New York, NY – March 16, 2009 – The National Advertising Division of the Council of Better Business Bureaus has determined that Epson America can support certain advertising claims made for the company’s 3LCD Projector Technology. NAD recommended, however, that the advertiser modify or discontinue certain claims.
NAD, the advertising industry’s self-regulatory forum, examined claims made in sales literature, trade show materials, training materials, flyers, videos, and on the Internet, following a challenge by Texas Instruments.
Claims at issue included:
“DLP Technology is Harmful, Distracting and Subject to ‘Color Breakup.”
Epson + Brighter Futures =
“3-Chip LCD Projectors are Three Times Better than Single-Chip DLP Projectors.”
“Epson’s 3LCD Panels Are ‘Chips.’”
“LCD Projectors Provide ‘Full-Time Color’ whereas DLP Projectors Provide ‘Part-Time’ Color and ‘Poor Color Performance.’”
Epson utilizes unrepresentative DLP Images to demonstrate the purported Superiority of 3LCD Projected Images.”
“3LCD Projectors Have No Moving Parts.”
“DLP Technology is Less Light Efficient and Runs Noisier and Hotter than 3LCD.”
“Most Electronics, Including Filter-Free DLP Projectors, Will Fail Due to Dust Buildup.”
“DLP Projectors Have Poor Grayscale Performance.”
At the outset, NAD noted that the competing technologies – Liquid Crystal Display (LCD) or Digital Light Processing (DLP) – represent the leaders in front projector technologies and both produce and market high-quality products.
NAD then considered jurisdictional issues. Certain challenged claims appeared on Websites directed to individuals in foreign countries including Australia, Japan, India and the United Kingdom. Although it is possible for U.S. consumers to access the foreign Websites, the advertiser explained that significant steps are taken to keep the Websites for each country separate and distinct.
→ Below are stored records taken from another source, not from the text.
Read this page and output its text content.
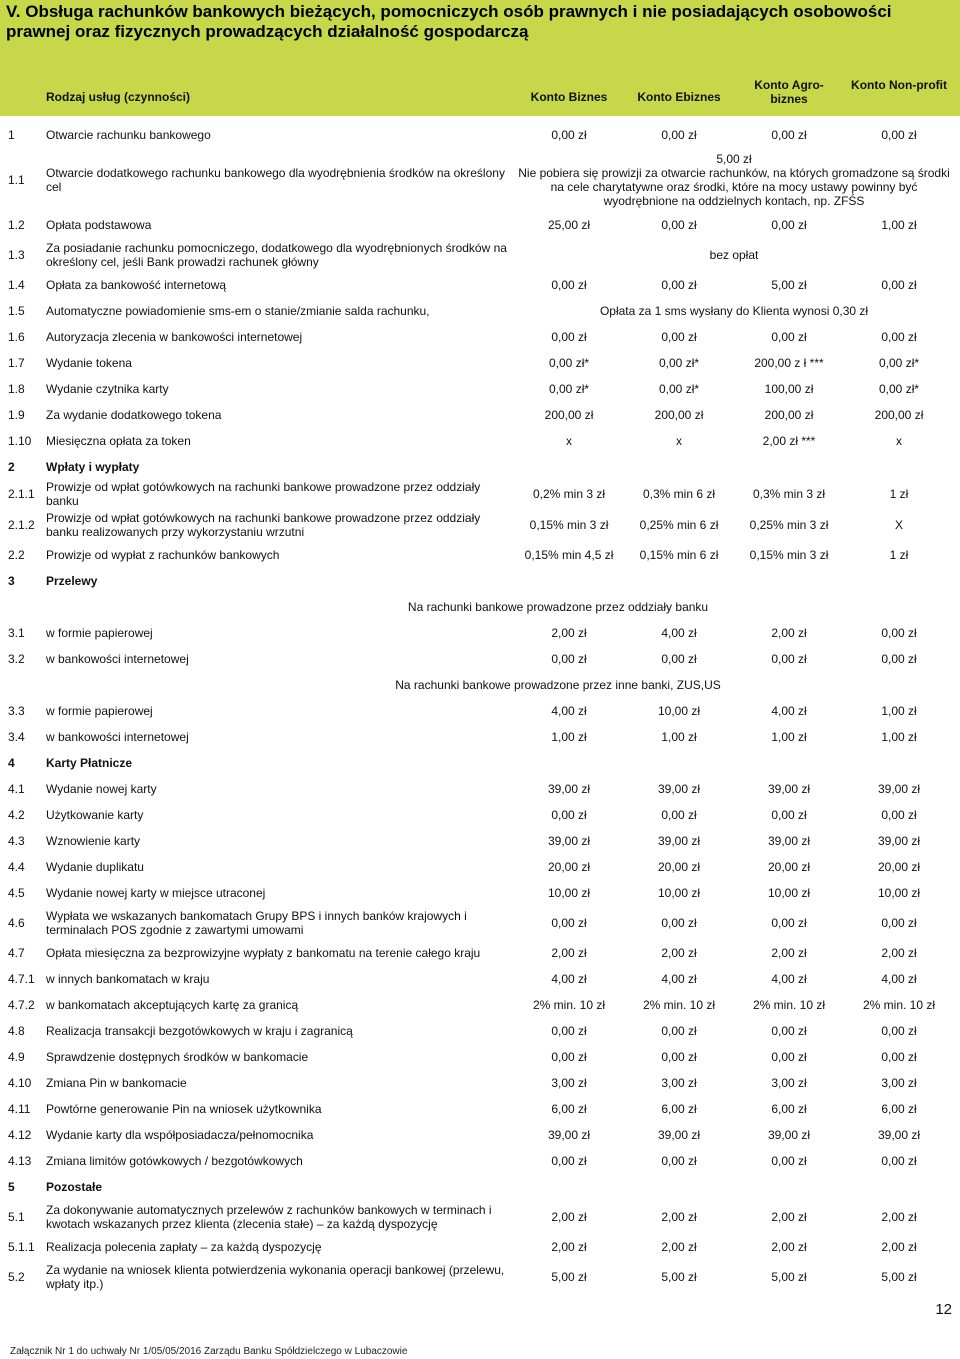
V. Obsługa rachunków bankowych bieżących, pomocniczych osób prawnych i nie posiadających osobowości prawnej oraz fizycznych prowadzących działalność gospodarczą
Rodzaj usług (czynności)		Konto Biznes	Konto Ebiznes	Konto Agro-biznes	Konto Non-profit
1	Otwarcie rachunku bankowego	0,00 zł	0,00 zł	0,00 zł	0,00 zł
1.1	Otwarcie dodatkowego rachunku bankowego dla wyodrębnienia środków na określony cel	5,00 zł
Nie pobiera się prowizji za otwarcie rachunków, na których gromadzone są środki na cele charytatywne oraz środki, które na mocy ustawy powinny być wyodrębnione na oddzielnych kontach, np. ZFŚS			
1.2	Opłata podstawowa	25,00 zł	0,00 zł	0,00 zł	1,00 zł
1.3	Za posiadanie rachunku pomocniczego, dodatkowego dla wyodrębnionych środków na określony cel, jeśli Bank prowadzi rachunek główny	bez opłat			
1.4	Opłata za bankowość internetową	0,00 zł	0,00 zł	5,00 zł	0,00 zł
1.5	Automatyczne powiadomienie sms-em o stanie/zmianie salda rachunku,	Opłata za 1 sms wysłany do Klienta wynosi 0,30 zł			
1.6	Autoryzacja zlecenia w bankowości internetowej	0,00 zł	0,00 zł	0,00 zł	0,00 zł
1.7	Wydanie tokena	0,00 zł*	0,00 zł*	200,00 z ł ***	0,00 zł*
1.8	Wydanie czytnika karty	0,00 zł*	0,00 zł*	100,00 zł	0,00 zł*
1.9	Za wydanie dodatkowego tokena	200,00 zł	200,00 zł	200,00 zł	200,00 zł
1.10	Miesięczna opłata za token	x	x	2,00 zł ***	x
2	Wpłaty i wypłaty				
2.1.1	Prowizje od wpłat gotówkowych na rachunki bankowe prowadzone przez oddziały banku	0,2% min 3 zł	0,3% min 6 zł	0,3% min 3 zł	1 zł
2.1.2	Prowizje od wpłat gotówkowych na rachunki bankowe prowadzone przez oddziały banku realizowanych przy wykorzystaniu wrzutni	0,15% min 3 zł	0,25% min 6 zł	0,25% min 3 zł	X
2.2	Prowizje od wypłat z rachunków bankowych	0,15% min 4,5 zł	0,15% min 6 zł	0,15% min 3 zł	1 zł
3	Przelewy				
	Na rachunki bankowe prowadzone przez oddziały banku				
3.1	w formie papierowej	2,00 zł	4,00 zł	2,00 zł	0,00 zł
3.2	w bankowości internetowej	0,00 zł	0,00 zł	0,00 zł	0,00 zł
	Na rachunki bankowe prowadzone przez inne banki, ZUS,US				
3.3	w formie papierowej	4,00 zł	10,00 zł	4,00 zł	1,00 zł
3.4	w bankowości internetowej	1,00 zł	1,00 zł	1,00 zł	1,00 zł
4	Karty Płatnicze				
4.1	Wydanie nowej karty	39,00 zł	39,00 zł	39,00 zł	39,00 zł
4.2	Użytkowanie karty	0,00 zł	0,00 zł	0,00 zł	0,00 zł
4.3	Wznowienie karty	39,00 zł	39,00 zł	39,00 zł	39,00 zł
4.4	Wydanie duplikatu	20,00 zł	20,00 zł	20,00 zł	20,00 zł
4.5	Wydanie nowej karty w miejsce utraconej	10,00 zł	10,00 zł	10,00 zł	10,00 zł
4.6	Wypłata we wskazanych bankomatach Grupy BPS i innych banków krajowych i terminalach POS zgodnie z zawartymi umowami	0,00 zł	0,00 zł	0,00 zł	0,00 zł
4.7	Opłata miesięczna za bezprowizyjne wypłaty z bankomatu na terenie całego kraju	2,00 zł	2,00 zł	2,00 zł	2,00 zł
4.7.1	w innych bankomatach w kraju	4,00 zł	4,00 zł	4,00 zł	4,00 zł
4.7.2	w bankomatach akceptujących kartę za granicą	2% min. 10 zł	2% min. 10 zł	2% min. 10 zł	2% min. 10 zł
4.8	Realizacja transakcji bezgotówkowych w kraju i zagranicą	0,00 zł	0,00 zł	0,00 zł	0,00 zł
4.9	Sprawdzenie dostępnych środków w bankomacie	0,00 zł	0,00 zł	0,00 zł	0,00 zł
4.10	Zmiana Pin w bankomacie	3,00 zł	3,00 zł	3,00 zł	3,00 zł
4.11	Powtórne generowanie Pin na wniosek użytkownika	6,00 zł	6,00 zł	6,00 zł	6,00 zł
4.12	Wydanie karty dla współposiadacza/pełnomocnika	39,00 zł	39,00 zł	39,00 zł	39,00 zł
4.13	Zmiana limitów gotówkowych / bezgotówkowych	0,00 zł	0,00 zł	0,00 zł	0,00 zł
5	Pozostałe				
5.1	Za dokonywanie automatycznych przelewów z rachunków bankowych w terminach i kwotach wskazanych przez klienta (zlecenia stałe) – za każdą dyspozycję	2,00 zł	2,00 zł	2,00 zł	2,00 zł
5.1.1	Realizacja polecenia zapłaty – za każdą dyspozycję	2,00 zł	2,00 zł	2,00 zł	2,00 zł
5.2	Za wydanie na wniosek klienta potwierdzenia wykonania operacji bankowej (przelewu, wpłaty itp.)	5,00 zł	5,00 zł	5,00 zł	5,00 zł
12
Załącznik Nr 1 do uchwały Nr 1/05/05/2016 Zarządu Banku Spółdzielczego w Lubaczowie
NAD has found that claims made on foreign Websites are not considered national advertising where there is a good faith effort to control traffic to limit the content to foreign consumers. NAD determined that the claims which appeared on Websites operated by Epson’s foreign subsidiaries and are directed to foreign markets were not subject to NAD’s review. NAD noted however, that to the extent iterations of the same claims appear in media directed to U.S. consumers (or to the global homepage), NAD’s review would be appropriate and its recommendations applicable.
NAD also considered advertiser’s contention that the marketing materials challenged did not constitute national advertising within the meaning of NAD Procedures. The fact that the marketing material is not targeted to consumers directly does not necessarily remove it from the purview of national advertising. The materials challenged by TI were directed to both internal sales staff and third-party distributors and resellers of the products and, as such, intended to provide those parties with information for informing consumers about those products and, ultimately, for selling Epson projectors. NAD therefore determined that the materials were national advertising and appropriately the subject of self-regulatory review.
Following its review of the evidence, NAD determined that, within the context of its marketing materials communicating information on underlying technology to third-parties and salespersons, the advertiser provided a reasonable basis for its claims about color break-up and single-chip DLP technology. NAD recommended, however, that the advertiser discontinue the claim that color breakup in DLP projectors “can be very distracting to some viewers.”
NAD found that the advertiser provided a reasonable basis for claims that characterize its 3LCD panels as “chips.” NAD recommended, however, that the advertiser modify its advertising to avoid unqualified claims that the benefits of 3LCD technology are due to the greater number of chips or that the 3LCD and DLP products share the same design.
NAD determined that the advertiser provided a reasonable basis for certain color performance claims including its description of its own technology as “full time color.” However, to avoid a misleading comparison or a falsely disparaging message, NAD recommended that the advertiser discontinue its claim that single-chip DLP delivers only “part time color.”
Finally, to avoid confusion in any depiction of side-by-side images, NAD recommended certain modifications to more clearly disclose that such images are intended to depict particular features of the technology, and not the comparative performance of the projectors, generally.
NAD determined that the advertiser adequately substantiated its claim that the optical engine in 3LCD projectors contains no moving parts and can be referred to as “solid state.”
NAD did not agree with the challenger that the advertiser’s grayscale claims can only be supported by means of survey evidence of consumer perception and found that the advertiser provided a reasonable basis for its depictions and descriptions of the technical differences in grayscale performance between DLP and 3LCD-based projectors.
However, NAD noted that the evidence in the record did not support the disparaging claim that DLP projectors have “poor Grayscale performance.” NAD therefore recommended that the advertiser discontinue that claim.
Epson, in its advertiser’s statement said it “believes consumers are best served when all competitors are held to the rigorous standards employed by NAD and appreciates the opportunity to participate in the self-regulatory process.”